Selama 25 Tahun Era Reformasi, Demokrasi Dinilai Mandek
Demokrasi kini sangat mengkhawatirkan karena ada pemikiran elite politik untuk membangun koalisi besar secara permanen.
Oleh
HIDAYAT SALAM
·4 menit baca
Demokrasi di Indonesia dinilai terus mengalami kemunduran di era pemerintahan Presiden Joko Widodo. Diakhir masa pemerintahan Jokowi, kekuasaan semakin terkonsentrasi pada presiden, sedangkan oposisi dan masyarakat sipil lemah, bahkan terkooptasi. Akibatnya, tidak ada kontrol atas kekuasaan. Partai politik pun dinilai gagal menciptakan mekanisme check and balance yang jadi esensi demokrasi.
Bahkan selama tahun 2023, sorotan publik terfokus pada institusi hukum. Tindakan paling berbahaya bagi demokrasi di Indonesia terjadi pada 16 Oktober 2023. Mahkamah Konstitusi (MK), yang diketuai oleh Anwar Usman, mengabulkan gugatan yang membuat Gibran Rakabuming Raka (36), anak sulung Jokowi, dapat dicalonkan sebagai calon wakil presiden berpasangan dengan Prabowo Subianto. Anwar Usman merupakan ipar Jokowi.
Isu lain adalah soal pemberantasan korupsi yang dilakukan Komisi Pemberantasan Korupsi (KPK) yang kian hari makin menurun akibat kasus hukum yang menjerat ketuanya. Korupsi, kolusi, dan nepotisme semakin nyata dilakukan tanpa rasa malu.

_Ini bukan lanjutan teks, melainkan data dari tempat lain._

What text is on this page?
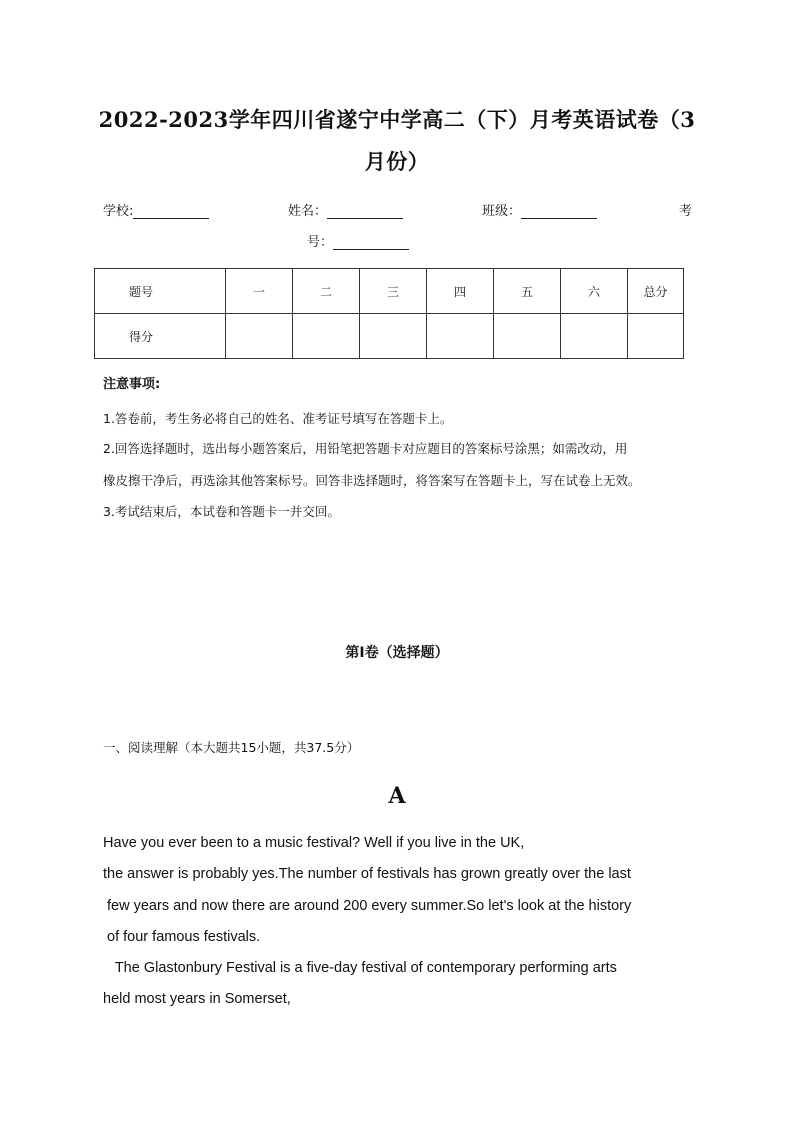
2022-2023学年四川省遂宁中学高二（下）月考英语试卷（3
月份）
学校:	姓名：	班级：	考
号：
题号	一	二	三	四	五	六	总分
得分							
注意事项:
1.答卷前，考生务必将自己的姓名、准考证号填写在答题卡上。
2.回答选择题时，选出每小题答案后，用铅笔把答题卡对应题目的答案标号涂黑；如需改动，用
橡皮擦干净后，再选涂其他答案标号。回答非选择题时，将答案写在答题卡上，写在试卷上无效。
3.考试结束后，本试卷和答题卡一并交回。
第Ⅰ卷（选择题）
一、阅读理解（本大题共15小题，共37.5分）
A
Have you ever been to a music festival? Well if you live in the UK,
the answer is probably yes.The number of festivals has grown greatly over the last
few years and now there are around 200 every summer.So let's look at the history
of four famous festivals.
The Glastonbury Festival is a five-day festival of contemporary performing arts
held most years in Somerset,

Pakar Aliansi Kebangsaan, Manuel Kaisiepo menjelaskan, merosotnya kepercayaan publik yang luar biasa terjadi kepada lembaga-lembaga baru yang dibentuk di era reformasi, seperti Mahkamah Konstitusi dan Komisi Pemberantasan Korupsi semakin menandakan bahwa perkembangan demokrasi Indonesia pasca reformasi yang telah berjalan 25 tahun terus mengalami kemunduran.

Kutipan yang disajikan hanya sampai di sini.